Garnacha, international als Grenache bekannt, ist fruchtiger, alkoholreicher und weicher, mit heller Farbe und reifer roter Frucht. Im Verschnitt liefert Tempranillo Struktur und Reifepotenzial, Garnacha Frucht und Fülle. Während Tempranillo als die edle, lagerfähige Sorte gilt, steht Garnacha für Wärme und Zugänglichkeit. Gemeinsam prägen sie viele der großen spanischen Rotweine.

Welche Aromen entwickelt Tempranillo mit Reife?

Tempranillo gehört zu den Sorten, die mit der Reife besonders gewinnen, weshalb das spanische System die lange Fassreife so betont. Aus der jugendlichen roten Frucht und den Vanillenoten des Holzes werden über die Jahre Aromen von Leder, Tabak, Zigarrenkiste, getrockneter Frucht und Unterholz von großer Komplexität.

Ein gut gereifter Gran Reserva wirkt geschmeidig, vielschichtig und harmonisch, mit samtigem Tannin und einer würzigen Tiefe. Diese Fähigkeit, früh zugänglich zu sein und zugleich lange zu reifen, macht die Sorte besonders dankbar. Eine kühle, konstante Lagerung sorgt dafür, dass sich die langsame, lohnende Entwicklung der reiferen Stile voll entfalten kann.

Welche Missverständnisse gibt es über Tempranillo?
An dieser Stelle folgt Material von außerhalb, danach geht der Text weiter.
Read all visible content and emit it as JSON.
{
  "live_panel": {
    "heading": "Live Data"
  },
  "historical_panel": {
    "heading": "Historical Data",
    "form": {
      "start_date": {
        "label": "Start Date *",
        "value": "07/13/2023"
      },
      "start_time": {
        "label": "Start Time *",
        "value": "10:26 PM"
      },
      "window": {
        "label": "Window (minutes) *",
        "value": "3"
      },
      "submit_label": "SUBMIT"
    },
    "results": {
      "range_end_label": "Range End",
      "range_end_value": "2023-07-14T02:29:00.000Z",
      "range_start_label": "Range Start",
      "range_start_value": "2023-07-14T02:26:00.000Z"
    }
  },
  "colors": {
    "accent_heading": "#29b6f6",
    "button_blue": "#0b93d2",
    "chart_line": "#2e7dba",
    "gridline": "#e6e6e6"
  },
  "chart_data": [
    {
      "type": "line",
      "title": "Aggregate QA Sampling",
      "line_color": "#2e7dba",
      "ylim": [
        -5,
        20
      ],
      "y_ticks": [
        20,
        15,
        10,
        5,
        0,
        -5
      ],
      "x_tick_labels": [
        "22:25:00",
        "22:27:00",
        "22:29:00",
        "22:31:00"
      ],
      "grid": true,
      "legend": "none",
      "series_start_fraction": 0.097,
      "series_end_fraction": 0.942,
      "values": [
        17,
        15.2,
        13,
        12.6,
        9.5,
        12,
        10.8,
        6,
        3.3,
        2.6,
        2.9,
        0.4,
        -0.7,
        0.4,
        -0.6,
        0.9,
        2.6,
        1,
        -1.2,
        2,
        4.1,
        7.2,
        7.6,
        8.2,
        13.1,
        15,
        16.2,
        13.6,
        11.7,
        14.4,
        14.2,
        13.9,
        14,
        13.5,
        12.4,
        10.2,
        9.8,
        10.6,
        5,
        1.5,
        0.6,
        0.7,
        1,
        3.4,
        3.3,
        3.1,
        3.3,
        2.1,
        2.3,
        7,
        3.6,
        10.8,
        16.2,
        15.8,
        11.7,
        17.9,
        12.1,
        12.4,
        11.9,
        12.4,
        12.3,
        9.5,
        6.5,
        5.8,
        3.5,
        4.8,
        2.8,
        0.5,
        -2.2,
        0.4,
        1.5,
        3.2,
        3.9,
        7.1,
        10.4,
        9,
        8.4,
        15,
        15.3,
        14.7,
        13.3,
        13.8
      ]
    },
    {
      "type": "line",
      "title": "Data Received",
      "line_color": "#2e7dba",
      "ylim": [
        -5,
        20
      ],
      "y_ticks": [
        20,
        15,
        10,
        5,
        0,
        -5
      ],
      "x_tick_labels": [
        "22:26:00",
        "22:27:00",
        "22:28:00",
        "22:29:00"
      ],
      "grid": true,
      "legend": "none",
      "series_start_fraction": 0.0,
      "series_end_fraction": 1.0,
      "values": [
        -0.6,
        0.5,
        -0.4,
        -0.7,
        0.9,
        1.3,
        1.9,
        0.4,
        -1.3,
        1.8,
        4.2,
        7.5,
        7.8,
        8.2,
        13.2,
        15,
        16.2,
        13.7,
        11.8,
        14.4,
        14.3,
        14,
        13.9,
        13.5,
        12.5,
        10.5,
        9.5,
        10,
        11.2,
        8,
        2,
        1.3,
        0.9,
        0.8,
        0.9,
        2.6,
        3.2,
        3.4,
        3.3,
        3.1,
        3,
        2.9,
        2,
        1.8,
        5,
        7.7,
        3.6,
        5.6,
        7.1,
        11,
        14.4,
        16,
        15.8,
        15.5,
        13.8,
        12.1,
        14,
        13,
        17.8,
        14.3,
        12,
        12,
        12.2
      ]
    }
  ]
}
Das häufigste Missverständnis ist, Tempranillo sei stets ein einfacher, vanillebetonter Wein. Tatsächlich reicht das Spektrum vom fruchtigen Joven bis zum komplexen Gran Reserva und zum kraftvollen Ribera del Duero, die zu den großen Rotweinen Europas zählen.

Ein zweiter Irrtum ist, die Vanillenote sei ein Merkmal der Sorte selbst. In Wahrheit stammt sie vom amerikanischen Eichenholz des traditionellen Ausbaus, nicht von der Traube. Schließlich wird oft übersehen, dass dieselbe Sorte als Tinta Roriz in Portugal Teil vieler Portweine ist.

Häufig gestellte Fragen

  • Wie schmeckt Tempranillo?

    Tempranillo zeigt Aromen von roter Frucht wie Kirsche und Pflaume, ergänzt um Leder, Tabak, getrocknete Kräuter und im traditionellen Stil Vanille und Kokos aus dem amerikanischen Eichenfass. Die Sorte hat moderate Säure und moderates Tannin, was sie geschmeidig und zugänglich macht.

  • Was bedeuten Crianza, Reserva und Gran Reserva?

    Diese Begriffe geben die Mindestreifezeit im Fass und auf der Flasche an. Crianza reift am kürzesten, Reserva länger und Gran Reserva am längsten, oft fünf Jahre und mehr vor dem Verkauf. Je höher die Stufe, desto reifer und komplexer ist der Wein in der Regel.

  • Was ist der Unterschied zwischen Rioja und Ribera del Duero?

    Rioja ist meist etwas eleganter und traditioneller, oft mit amerikanischem Holz und Vanillenoten. Ribera del Duero liegt höher und kühler in den Nächten und ergibt kräftigere, dunklere und konzentriertere Weine. Beide beruhen auf Tempranillo, das dort Tinto Fino oder Tinta del País heißt.